Life insurance disappoints, the stock market pleases

This crisis has also transformed savings habits. “During crises, the first instinct is to build up precautionary savings and this was the case in 2020: the A and LDDS passbooks, but also current accounts and even cash savings at home,” notes Philippe Crevel , director of the Cercle de l’Epargne. Even if many French people have been little impacted by the crisis, thanks to partial unemployment, they prefer to have enough to face a hard blow. However, life insurance, the traditional investment of a good father, was the big loser with a drop of 6.5 billion euros in fundraising, the biggest drop in twenty years for a product whose stock managed still reaches nearly 1,800 billion euros.

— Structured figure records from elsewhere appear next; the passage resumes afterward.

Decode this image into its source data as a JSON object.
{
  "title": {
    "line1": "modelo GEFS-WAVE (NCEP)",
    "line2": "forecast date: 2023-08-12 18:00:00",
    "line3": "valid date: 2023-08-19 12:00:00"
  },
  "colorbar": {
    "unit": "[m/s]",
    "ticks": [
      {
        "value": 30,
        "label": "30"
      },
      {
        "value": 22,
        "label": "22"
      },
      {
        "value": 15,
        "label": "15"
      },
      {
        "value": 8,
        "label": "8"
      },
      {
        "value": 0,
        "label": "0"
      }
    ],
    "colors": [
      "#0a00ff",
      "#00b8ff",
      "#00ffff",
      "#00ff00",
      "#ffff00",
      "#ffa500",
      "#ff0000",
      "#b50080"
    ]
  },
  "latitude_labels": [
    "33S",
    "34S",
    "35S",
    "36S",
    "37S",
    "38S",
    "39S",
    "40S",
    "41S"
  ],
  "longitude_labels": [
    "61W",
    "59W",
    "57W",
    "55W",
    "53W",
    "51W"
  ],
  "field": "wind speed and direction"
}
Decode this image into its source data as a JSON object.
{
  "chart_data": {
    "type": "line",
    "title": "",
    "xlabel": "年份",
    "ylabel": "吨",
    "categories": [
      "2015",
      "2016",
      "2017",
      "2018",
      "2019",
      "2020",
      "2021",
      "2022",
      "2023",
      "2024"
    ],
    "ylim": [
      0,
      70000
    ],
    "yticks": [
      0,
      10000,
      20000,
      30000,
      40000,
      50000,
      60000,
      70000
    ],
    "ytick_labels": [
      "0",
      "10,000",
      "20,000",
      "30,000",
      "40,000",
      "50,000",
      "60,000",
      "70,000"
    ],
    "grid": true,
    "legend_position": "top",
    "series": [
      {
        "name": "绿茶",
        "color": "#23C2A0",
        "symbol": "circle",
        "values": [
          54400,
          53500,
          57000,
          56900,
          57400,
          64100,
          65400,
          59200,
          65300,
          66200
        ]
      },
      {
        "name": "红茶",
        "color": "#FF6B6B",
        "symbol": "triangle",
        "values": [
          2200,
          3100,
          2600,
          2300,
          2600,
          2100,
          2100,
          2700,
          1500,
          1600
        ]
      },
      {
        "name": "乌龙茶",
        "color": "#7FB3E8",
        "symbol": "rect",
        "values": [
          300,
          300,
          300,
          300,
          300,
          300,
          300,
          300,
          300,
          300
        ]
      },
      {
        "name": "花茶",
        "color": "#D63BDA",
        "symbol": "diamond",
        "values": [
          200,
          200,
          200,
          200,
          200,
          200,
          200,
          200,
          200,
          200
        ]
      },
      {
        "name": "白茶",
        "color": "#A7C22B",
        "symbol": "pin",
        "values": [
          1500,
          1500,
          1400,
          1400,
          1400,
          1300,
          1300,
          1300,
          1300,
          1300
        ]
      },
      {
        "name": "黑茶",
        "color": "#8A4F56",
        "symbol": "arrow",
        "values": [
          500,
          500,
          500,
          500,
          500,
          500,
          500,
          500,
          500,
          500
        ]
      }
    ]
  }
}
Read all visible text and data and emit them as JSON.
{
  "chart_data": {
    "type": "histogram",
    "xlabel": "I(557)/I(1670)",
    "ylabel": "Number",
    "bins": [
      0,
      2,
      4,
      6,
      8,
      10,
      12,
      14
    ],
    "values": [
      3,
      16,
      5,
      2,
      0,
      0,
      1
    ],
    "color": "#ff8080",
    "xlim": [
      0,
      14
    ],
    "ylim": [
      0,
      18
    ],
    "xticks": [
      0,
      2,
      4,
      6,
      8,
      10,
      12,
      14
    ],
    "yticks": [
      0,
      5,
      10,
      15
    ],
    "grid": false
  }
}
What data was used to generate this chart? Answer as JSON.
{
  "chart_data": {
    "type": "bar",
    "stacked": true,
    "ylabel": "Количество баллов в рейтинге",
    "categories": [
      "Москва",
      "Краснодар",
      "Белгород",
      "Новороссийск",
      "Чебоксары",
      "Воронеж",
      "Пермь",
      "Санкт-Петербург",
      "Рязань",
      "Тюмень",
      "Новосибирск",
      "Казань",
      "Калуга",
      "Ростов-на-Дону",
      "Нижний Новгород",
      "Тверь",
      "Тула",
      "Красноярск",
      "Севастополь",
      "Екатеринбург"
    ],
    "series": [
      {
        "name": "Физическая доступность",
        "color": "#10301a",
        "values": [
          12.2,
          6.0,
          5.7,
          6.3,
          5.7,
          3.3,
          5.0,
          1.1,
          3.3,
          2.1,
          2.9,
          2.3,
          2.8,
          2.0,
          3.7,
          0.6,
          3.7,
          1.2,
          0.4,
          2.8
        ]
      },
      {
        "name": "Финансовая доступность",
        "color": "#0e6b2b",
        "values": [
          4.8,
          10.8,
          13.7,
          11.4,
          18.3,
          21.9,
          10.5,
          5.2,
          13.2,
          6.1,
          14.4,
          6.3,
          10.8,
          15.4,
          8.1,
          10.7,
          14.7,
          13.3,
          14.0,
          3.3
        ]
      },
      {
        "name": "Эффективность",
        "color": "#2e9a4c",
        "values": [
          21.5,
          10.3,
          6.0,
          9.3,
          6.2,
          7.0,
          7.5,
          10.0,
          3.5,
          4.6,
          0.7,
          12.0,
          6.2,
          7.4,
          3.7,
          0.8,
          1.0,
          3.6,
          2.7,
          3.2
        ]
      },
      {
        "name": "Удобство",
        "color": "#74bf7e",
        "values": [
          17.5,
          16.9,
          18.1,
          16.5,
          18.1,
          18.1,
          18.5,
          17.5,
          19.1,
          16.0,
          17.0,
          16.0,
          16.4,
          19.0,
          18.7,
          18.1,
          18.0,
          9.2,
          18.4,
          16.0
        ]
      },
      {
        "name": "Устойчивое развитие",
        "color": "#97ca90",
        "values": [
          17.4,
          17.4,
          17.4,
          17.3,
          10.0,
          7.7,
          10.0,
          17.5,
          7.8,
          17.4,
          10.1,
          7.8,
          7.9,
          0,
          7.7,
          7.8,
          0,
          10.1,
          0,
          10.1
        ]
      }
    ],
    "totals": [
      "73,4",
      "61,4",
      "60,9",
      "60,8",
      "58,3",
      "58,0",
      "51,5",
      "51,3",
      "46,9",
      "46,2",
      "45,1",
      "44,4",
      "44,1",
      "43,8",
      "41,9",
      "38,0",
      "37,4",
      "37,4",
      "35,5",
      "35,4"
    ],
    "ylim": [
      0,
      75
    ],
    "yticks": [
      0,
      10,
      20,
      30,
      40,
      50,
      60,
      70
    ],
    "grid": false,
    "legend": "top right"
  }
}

Read alsoThe best booklets of the moment to leave your precautionary savings

“It is not so much the fall in interest rates as the conditions imposed by insurers on the investment (with a share in units of account, without capital guarantee) that has discouraged savers”, explains Philippe Crevel. . Even if it means taking risks, you might as well do it yourself, the French seem to think. According to our Odoxa survey, 20% of them – nearly half of active savers – have changed their savings strategy, in particular by turning to more dynamic investments. Like the Stock Exchange, for example, which had been deserted for many years.

Stock market activity

According to a study by the Financial Markets Authority (AMF), published at the end of January, 800,000 people have opened a securities account or a share savings plan (PEA) for two years. And the share of individuals in volumes handled by Euronext almost doubled last year. “A combination of factors brought about this enthusiasm: the sharp drop in prices in March, the confinement which gave more time to take care of one’s savings and, finally, the feeling that low rates are here for a long time and that it will therefore be necessary to accept a part of the risk to obtain a return, ”analyzes Claire Castanet, director of relations with savers at the AMF.

In addition, the study notes a strong rejuvenation of the average age of these new investors: 46 years, against 58 previously, including 28% under 35 years. “We registered 150,000 new shareholders in 2020 and our activity has tripled, with a peak last March but also in September and November when the vaccine was announced,” said Xavier Prin, marketing director of Boursorama. Another reason for satisfaction, these newcomers are active, but do not increase compulsive buying and selling to quickly cash in on gains.